Cities across Australasia are growing at unprecedented rates. As our urban populations surge we need to build more infrastructure—and quickly enough to keep our cities from grinding to a halt. We saw this last year in Melbourne, as projects ranging from level crossing removals to the widening of the iconic Swan Street Bridge created the perfect storm of road closures. Bridge construction has always been slow and costly. Cranes need to be brought in, beams lifted and concrete cured. Roads can be closed for months—even years—at a time. Redirecting traffic away from major thoroughfares makes bridgeworks projects as frustrating as they are expensive.
One of our partners, a global research group led by the University of Queensland (UQ) believe they can make the bridgeworks projects that block up our cities less painful. Their solution: a new bridge construction design that is lighter and more durable. Their idea is to use a composite material of steel and concrete known as double skin tubular arch members, which they believe will make bridges that are three times as strong as conventional bridges with only one third the weight. Their latest prototype created in UQ's labs, was 12.5 metres wide and weighed only 25-tonnes. Why is this important? A lighter bridge takes less time to assemble and a durable bridge requires maintenance less often. Less construction and less maintenance means fewer and shorter road closures for commuters.
The system is comprised of a steel skeleton enclosed within a layer of fibre-reinforced polymer, which acts as an outer skin. Concrete is poured between the two layers—which double as formwork. It’s this strong compressed layer of concrete that allows the bridge to bear such heavy loads, while the tensile forces are carried through the steel. The team working on the project is made up of researchers from RocketC, Hong Kong Polytechnic University, UQ and bridge designers from Arup. Peter Burnton, an Arup Fellow who leads our bridge design practice in Australia, set up our involvement on the project with UQ.
“We’re delighted to assist in developing this innovative composite material to solve challenges in our communities—both the local communities and the travelling public” says Peter. He sees the project as a great opportunity to provide practical experience to the many students who helped fabricate, test and interpret the test results. As part of the process, UQ students loaded the tubular member prototypes made in the lab to a full rail-loading—an incredibly large load for a laboratory scale test.

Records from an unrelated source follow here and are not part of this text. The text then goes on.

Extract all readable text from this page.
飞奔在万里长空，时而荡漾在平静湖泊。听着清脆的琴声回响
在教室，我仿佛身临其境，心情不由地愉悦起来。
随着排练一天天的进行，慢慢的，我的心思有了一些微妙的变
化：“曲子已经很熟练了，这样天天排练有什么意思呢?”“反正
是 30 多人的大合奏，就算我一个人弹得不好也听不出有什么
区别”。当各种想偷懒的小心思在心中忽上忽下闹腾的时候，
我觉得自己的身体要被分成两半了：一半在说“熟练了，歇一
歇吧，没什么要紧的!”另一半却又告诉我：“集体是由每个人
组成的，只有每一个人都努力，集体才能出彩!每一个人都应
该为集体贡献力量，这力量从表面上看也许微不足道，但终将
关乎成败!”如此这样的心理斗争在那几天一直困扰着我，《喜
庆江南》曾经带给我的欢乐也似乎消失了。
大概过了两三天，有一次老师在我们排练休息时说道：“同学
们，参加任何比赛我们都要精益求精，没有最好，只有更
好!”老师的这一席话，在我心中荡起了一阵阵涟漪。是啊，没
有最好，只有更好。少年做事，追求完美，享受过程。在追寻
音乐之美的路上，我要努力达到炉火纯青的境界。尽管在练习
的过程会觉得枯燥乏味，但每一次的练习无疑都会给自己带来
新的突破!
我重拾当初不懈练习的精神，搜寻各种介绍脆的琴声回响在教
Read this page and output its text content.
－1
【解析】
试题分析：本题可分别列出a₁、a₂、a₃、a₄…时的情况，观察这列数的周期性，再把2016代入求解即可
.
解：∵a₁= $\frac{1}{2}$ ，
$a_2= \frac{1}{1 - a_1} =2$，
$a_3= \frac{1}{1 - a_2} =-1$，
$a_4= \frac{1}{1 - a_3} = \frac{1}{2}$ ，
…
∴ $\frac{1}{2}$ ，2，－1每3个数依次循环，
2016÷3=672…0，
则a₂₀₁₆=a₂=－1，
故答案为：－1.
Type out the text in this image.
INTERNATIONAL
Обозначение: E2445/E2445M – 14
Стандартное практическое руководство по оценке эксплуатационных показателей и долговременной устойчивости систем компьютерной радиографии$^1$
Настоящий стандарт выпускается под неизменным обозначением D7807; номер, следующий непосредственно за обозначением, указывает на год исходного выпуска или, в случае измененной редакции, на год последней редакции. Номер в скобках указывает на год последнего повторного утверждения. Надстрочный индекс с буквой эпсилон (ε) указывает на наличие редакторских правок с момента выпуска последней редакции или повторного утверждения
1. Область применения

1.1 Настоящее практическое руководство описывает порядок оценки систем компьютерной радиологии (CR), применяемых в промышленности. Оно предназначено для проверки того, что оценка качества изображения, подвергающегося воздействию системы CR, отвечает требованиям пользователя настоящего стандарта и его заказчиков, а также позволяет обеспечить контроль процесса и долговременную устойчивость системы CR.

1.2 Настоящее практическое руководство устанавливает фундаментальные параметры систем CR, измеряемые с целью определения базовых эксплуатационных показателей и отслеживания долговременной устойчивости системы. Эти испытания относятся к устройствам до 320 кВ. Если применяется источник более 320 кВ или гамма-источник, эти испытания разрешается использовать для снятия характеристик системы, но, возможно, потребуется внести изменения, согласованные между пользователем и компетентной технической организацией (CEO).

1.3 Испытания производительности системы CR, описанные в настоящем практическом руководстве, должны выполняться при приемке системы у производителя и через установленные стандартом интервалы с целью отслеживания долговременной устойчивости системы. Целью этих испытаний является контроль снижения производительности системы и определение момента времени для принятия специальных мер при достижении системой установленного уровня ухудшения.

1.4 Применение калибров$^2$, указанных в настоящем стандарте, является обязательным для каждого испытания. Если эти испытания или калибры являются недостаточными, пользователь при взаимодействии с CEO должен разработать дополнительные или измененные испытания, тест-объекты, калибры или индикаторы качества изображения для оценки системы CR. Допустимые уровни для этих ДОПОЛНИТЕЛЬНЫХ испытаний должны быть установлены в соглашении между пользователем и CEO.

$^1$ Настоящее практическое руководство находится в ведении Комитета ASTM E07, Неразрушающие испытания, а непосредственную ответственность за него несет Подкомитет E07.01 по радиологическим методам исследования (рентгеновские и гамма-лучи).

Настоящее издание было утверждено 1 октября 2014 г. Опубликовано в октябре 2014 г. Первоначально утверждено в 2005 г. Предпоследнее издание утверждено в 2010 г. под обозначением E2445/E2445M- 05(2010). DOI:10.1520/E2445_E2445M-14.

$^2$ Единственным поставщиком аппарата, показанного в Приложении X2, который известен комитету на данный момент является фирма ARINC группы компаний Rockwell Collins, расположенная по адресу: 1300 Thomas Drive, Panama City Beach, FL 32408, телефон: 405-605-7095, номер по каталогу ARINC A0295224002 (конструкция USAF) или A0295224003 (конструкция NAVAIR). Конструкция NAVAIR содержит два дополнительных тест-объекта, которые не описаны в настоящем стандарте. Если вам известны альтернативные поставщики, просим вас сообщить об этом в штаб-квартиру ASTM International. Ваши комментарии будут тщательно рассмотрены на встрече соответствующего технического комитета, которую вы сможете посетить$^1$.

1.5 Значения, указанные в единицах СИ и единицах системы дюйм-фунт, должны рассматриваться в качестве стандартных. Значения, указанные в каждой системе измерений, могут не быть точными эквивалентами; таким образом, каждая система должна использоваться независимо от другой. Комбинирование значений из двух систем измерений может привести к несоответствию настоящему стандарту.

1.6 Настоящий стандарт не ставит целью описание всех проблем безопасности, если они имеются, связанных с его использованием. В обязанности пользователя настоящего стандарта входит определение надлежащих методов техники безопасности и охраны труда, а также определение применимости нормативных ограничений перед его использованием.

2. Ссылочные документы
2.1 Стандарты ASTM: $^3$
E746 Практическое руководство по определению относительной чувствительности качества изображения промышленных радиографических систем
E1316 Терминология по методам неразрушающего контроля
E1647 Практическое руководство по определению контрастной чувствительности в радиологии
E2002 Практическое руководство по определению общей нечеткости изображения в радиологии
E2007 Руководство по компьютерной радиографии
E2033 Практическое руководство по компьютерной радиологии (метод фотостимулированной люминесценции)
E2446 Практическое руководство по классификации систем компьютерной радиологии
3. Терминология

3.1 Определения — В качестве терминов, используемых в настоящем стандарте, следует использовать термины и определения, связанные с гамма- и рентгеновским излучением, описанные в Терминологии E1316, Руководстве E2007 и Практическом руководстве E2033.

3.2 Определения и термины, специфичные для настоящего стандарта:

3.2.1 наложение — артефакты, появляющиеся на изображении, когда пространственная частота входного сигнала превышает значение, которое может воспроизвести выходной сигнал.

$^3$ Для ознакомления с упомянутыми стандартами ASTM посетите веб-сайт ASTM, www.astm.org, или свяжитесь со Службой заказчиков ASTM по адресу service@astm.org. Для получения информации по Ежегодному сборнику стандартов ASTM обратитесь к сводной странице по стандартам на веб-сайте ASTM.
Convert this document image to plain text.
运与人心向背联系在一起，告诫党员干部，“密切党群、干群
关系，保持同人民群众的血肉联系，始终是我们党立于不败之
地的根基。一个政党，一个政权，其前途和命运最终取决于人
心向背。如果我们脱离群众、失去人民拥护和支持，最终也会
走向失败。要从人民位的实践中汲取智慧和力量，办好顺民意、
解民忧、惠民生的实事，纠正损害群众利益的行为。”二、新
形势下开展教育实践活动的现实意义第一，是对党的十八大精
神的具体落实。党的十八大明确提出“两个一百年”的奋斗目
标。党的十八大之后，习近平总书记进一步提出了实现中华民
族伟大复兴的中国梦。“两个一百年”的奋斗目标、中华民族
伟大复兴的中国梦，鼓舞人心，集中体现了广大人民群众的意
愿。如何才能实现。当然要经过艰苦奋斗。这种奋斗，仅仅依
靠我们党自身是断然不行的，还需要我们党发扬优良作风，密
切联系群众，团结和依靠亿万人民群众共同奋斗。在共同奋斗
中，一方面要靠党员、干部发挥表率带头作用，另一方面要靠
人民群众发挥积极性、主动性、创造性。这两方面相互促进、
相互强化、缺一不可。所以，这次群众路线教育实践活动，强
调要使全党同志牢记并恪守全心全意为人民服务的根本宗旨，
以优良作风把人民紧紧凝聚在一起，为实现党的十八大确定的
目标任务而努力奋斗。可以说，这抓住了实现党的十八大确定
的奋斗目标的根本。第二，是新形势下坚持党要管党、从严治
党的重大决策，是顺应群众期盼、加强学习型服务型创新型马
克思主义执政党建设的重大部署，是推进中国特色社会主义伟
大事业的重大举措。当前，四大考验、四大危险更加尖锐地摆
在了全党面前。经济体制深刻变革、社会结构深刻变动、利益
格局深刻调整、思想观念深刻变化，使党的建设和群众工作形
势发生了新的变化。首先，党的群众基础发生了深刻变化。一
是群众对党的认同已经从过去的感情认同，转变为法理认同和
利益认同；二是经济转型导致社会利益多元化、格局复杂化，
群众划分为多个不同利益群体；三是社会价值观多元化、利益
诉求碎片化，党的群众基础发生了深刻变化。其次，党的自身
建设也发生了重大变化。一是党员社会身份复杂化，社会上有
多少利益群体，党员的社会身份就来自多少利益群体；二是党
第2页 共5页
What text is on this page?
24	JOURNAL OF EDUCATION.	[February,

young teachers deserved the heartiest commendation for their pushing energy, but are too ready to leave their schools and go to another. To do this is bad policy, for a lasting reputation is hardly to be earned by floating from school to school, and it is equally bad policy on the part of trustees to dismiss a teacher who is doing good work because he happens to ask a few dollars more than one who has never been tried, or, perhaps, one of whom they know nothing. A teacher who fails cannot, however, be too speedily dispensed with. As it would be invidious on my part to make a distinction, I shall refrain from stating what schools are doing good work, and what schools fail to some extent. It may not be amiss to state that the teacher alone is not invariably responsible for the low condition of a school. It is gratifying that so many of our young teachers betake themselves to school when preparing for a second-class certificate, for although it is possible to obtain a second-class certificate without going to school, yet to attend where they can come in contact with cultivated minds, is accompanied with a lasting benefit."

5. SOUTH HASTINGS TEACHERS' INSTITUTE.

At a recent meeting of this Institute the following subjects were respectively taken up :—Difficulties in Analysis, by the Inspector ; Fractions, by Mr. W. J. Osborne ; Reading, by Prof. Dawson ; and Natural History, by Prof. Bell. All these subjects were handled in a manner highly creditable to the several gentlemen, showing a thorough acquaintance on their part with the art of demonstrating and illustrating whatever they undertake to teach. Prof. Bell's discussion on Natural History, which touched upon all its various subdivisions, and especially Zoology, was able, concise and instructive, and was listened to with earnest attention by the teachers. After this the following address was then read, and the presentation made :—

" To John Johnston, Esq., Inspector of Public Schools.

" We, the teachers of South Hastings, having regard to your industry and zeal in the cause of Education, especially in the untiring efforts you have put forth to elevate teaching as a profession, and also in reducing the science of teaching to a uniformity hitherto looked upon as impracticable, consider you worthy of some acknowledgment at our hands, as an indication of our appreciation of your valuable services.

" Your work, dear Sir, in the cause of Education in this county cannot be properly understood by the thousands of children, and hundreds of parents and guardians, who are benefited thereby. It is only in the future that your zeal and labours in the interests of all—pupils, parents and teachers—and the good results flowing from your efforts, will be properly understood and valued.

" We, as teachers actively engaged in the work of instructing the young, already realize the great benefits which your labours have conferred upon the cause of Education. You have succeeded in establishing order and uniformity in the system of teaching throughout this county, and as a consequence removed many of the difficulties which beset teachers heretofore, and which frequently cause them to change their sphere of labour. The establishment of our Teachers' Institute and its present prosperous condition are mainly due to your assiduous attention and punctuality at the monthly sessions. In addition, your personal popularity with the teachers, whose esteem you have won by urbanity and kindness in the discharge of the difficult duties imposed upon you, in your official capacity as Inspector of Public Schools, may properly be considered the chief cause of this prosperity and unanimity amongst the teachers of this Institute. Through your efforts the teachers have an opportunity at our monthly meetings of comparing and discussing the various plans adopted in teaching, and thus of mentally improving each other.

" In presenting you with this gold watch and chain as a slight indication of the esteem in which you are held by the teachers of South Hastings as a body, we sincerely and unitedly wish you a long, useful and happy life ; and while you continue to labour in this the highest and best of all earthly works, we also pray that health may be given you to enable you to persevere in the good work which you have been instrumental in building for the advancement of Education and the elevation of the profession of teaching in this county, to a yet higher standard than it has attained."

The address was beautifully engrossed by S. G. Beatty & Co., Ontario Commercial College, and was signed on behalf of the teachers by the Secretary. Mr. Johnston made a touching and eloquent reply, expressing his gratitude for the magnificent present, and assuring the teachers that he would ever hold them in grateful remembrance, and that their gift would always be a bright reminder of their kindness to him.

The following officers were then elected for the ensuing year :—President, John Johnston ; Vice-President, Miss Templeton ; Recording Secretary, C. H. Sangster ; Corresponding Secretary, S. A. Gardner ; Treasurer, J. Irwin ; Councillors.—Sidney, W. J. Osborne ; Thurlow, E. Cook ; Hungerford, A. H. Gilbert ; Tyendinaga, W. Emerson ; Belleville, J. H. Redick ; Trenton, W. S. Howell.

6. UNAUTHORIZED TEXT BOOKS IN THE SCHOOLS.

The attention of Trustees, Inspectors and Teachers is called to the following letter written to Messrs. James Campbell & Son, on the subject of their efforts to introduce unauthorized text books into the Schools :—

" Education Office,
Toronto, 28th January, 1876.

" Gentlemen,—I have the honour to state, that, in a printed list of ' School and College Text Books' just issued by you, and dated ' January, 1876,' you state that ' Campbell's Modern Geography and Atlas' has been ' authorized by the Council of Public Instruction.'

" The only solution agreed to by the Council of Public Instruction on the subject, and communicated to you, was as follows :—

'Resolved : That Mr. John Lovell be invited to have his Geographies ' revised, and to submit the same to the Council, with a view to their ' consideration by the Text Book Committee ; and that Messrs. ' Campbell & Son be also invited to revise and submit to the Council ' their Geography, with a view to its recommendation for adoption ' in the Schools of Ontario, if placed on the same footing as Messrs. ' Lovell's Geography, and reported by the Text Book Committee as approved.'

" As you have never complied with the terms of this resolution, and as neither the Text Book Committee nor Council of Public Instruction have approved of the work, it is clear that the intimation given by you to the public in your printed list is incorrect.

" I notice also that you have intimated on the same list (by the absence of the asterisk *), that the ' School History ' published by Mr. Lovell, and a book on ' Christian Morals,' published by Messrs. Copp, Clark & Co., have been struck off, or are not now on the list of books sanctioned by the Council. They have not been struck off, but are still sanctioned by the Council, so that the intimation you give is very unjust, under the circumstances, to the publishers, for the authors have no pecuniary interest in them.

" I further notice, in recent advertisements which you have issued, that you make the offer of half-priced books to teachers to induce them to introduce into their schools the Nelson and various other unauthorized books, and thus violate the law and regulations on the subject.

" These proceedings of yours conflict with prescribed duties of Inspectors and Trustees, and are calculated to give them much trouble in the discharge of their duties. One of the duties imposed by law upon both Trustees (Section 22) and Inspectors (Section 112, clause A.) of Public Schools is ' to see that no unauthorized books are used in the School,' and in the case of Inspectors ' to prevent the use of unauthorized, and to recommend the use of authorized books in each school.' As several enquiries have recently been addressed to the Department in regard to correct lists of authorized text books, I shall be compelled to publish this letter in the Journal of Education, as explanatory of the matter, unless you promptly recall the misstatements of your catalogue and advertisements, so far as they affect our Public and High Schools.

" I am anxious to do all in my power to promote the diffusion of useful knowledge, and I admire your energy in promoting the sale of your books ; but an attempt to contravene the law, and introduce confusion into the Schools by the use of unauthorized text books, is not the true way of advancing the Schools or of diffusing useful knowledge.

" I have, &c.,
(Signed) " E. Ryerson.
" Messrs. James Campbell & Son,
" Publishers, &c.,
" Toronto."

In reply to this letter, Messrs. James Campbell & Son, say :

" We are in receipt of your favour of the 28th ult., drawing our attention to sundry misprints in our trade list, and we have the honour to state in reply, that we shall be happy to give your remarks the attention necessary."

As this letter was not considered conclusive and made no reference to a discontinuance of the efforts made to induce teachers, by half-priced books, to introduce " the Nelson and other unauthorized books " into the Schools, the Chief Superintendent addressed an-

The tubular arch bridge is as much about improving workflows as it is about the material itself. If lightweight components can be fabricated off-site in advance, and then transported to site when ready, we then only need to close the bridge for the time it takes to assemble the structure. Bridges could be assembled over days, rather than months. This is a dramatic change. On a recent case study, we figured out that building a railway bridge overpass in Brisbane using the pre-fabricated tubular arch method would take only 78 hours —and save A$120 million over traditional costs.
While our work to date has been successful in demonstrating the potential of this new method, there are still several steps to take before we can start using it on projects. A bridge cannot simply be structurally sound, it also needs to comply with existing standards. We still need to check and test the designs against Australian regulations, including fire design and how the bridge elements will integrate with others such as deck systems, substructures and other bridge furniture. We’re also speaking with road and rail authorities to understand how tubular arch technology can best address their current requirements and concerns.
“We like to get involved in research in this sort of area.” says Peter. “Climate change, the circular economies, the complexity of our cities and the changing attitudes of what people want in our cities—all of those factors are causing people to stop and think about what they have been doing and look at how things can be done differently.”
As our infrastructure ages—and city traffic spikes—bridge projects are going to become increasingly frequent throughout Australia, New Zealand, and Singapore. We are a region of cities built on harbours and rivers after all. While we cannot avoid the upfront costs associated with modernising our cities, we can certainly optimise them. New methods like the three-day bridge can make these investments cheaper, quicker and less intrusive upon the communities they’ll eventually benefit.
The research team recently won the World Innovation in Bridge Engineering Prize. They'll put their well-earned prize money towards further developing and testing the product.